The MRCs described in Section 7 demonstrate that the planners do agree, as expected, about the relative difficulty of problem instances within most domain/level combinations. In these cases it is possible to go on to explore the domain and level specific scaling behaviour of the planners, and we go on to investigate that in this section. We cannot explore the scaling behaviour of the planners across domains because, as we discussed in Section 6, there does not seem to be much across-the-board agreement concerning the relative hardness of the domains so we would be unlikely to see agreement in multiple judgments across the domain boundaries.

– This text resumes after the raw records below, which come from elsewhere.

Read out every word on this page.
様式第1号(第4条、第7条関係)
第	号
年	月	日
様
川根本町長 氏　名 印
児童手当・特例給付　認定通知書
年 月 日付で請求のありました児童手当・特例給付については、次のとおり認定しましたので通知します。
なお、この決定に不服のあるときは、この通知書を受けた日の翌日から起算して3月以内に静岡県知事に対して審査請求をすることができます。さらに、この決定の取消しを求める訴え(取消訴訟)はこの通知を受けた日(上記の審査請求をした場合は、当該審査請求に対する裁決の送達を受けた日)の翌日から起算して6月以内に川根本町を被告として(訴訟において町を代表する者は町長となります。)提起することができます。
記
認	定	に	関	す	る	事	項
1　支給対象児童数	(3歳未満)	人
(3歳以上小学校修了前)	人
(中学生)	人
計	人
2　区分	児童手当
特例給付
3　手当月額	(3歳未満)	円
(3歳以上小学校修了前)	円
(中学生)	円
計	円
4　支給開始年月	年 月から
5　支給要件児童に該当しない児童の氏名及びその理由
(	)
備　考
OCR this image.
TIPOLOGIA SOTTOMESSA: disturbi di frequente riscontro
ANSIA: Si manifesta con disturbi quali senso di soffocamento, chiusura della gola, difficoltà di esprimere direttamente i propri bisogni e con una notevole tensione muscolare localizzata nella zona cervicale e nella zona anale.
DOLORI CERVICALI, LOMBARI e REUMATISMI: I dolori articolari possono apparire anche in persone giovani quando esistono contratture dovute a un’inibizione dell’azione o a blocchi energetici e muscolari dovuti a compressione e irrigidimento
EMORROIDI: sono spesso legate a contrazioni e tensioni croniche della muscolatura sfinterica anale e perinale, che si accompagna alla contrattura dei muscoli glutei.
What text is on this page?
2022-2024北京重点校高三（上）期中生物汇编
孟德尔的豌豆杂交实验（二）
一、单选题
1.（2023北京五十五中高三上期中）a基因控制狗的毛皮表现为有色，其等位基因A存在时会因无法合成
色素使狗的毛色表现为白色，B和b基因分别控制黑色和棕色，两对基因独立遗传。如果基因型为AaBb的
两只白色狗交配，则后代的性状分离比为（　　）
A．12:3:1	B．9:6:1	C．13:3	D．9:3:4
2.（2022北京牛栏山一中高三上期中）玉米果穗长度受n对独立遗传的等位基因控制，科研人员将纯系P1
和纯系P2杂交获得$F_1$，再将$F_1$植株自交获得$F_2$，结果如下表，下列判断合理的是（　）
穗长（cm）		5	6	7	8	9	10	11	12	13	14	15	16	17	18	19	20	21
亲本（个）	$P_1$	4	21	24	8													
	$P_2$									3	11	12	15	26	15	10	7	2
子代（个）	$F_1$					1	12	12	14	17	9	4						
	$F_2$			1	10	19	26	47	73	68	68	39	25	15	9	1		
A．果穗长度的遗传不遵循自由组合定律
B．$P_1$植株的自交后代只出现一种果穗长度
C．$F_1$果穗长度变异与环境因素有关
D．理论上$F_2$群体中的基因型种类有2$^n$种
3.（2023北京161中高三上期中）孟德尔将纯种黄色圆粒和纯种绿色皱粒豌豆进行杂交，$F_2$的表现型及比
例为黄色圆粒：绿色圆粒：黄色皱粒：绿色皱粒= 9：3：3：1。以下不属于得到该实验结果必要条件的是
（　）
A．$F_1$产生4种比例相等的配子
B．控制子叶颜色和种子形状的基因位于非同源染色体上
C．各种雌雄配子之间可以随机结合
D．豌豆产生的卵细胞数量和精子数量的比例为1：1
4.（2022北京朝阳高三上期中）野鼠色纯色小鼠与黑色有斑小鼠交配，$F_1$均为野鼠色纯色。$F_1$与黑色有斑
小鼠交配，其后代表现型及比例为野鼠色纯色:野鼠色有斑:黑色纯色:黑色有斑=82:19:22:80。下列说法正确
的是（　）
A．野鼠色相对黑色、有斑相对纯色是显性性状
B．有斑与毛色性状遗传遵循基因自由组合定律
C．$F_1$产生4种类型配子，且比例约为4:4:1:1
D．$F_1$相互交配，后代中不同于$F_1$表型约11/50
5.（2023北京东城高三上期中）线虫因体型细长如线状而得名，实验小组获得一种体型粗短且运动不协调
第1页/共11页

The ideal basis on which to explore scaling behaviour would be to have a collection of problems with a canonical scaling of difficulty and then to compare the performance of planners as they scaled on progressively harder problems within this collection. Unfortunately, many factors contribute to making problems hard and these do not affect planners uniformly. As a result, there is no canonical measurement of problem difficulty in many domains. Instead, we must determine the relative difficulty of problems by using the planners themselves as judges. This means that we can only consider the relative scaling behaviours of planners when the planners agree on the underlying ordering of the difficulty of problems. Thus, we begin by identifying appropriate sets of problems -- those on which a given pair of planners agree about the relative hardness of problems according to our analysis in Section 7 -- and then proceed to compare the way that each of the planners in the pair scales as the problems increase in difficulty. The first stage of the analysis considers only the order that the two planners place on the problems within a set, while the second stage examines how the performance varies between the two planners as they progress from problem to problem.
The hypotheses explored in this section are:
Null Hypothesis: Where planners agree about the difficulty of problems for a given domain/level combination, they exhibit the same scaling behaviour.
Alternative Hypothesis: Where planners agree about the difficulty of problems for a given domain/level combination, they demonstrate different scaling behaviours, where the better scaling performance can be identified from the data set.
This section is concerned with the question of scaling behaviour within problem sets from specific domain/level combinations in which there is already determined to be agreement, as identified in Section 7.